He's regularly featured in music, including on the introductory track of Tupac Shakur's All Eyez on Me—his voice here was originally intended for a separate track titled "Let's Get Ready To Rumble", which did not appear on the final album. He appears as featuring artist on "Let's Get Ready to Rumble" and "Go for It All!" by German eurodance group the K.O.'s and his voice was sampled in the Ant & Dec song "Let's Get Ready to Rhumble". He recorded the introduction track for country artist Josh Turner's 2012 album, Punching Bag.
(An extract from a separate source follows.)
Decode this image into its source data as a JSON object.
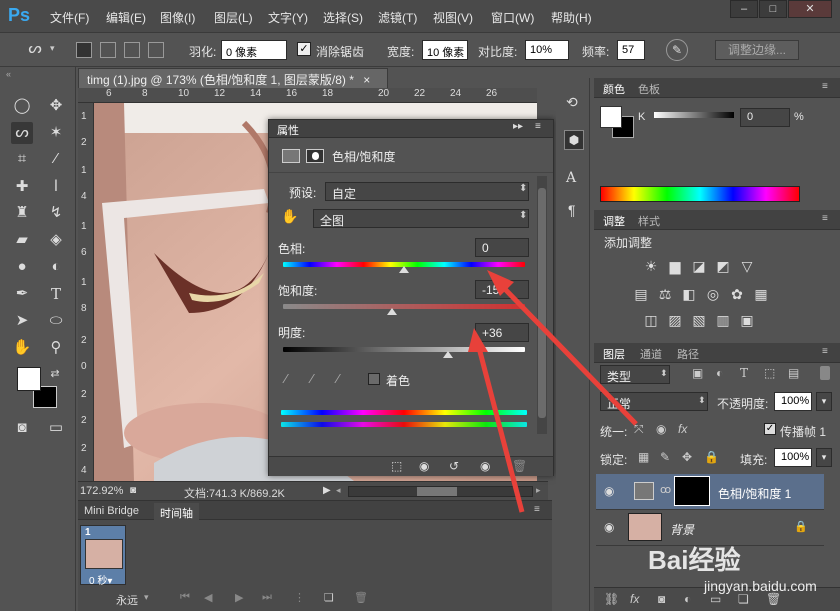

Early in 2011, Buffer appeared in a large-scale advertising campaign to mark the 50th anniversary of German electronics retailer Saturn.

In 2013, Buffer appeared in Progressive Insurance commercials, promoting their program of combining different coverages into one policy, with a parody of his famous phrase – "Let's get ready to bundle!"

Buffer reproduced as an action figure in both Toy Biz's WCW line and Jakks Pacific's Rocky line.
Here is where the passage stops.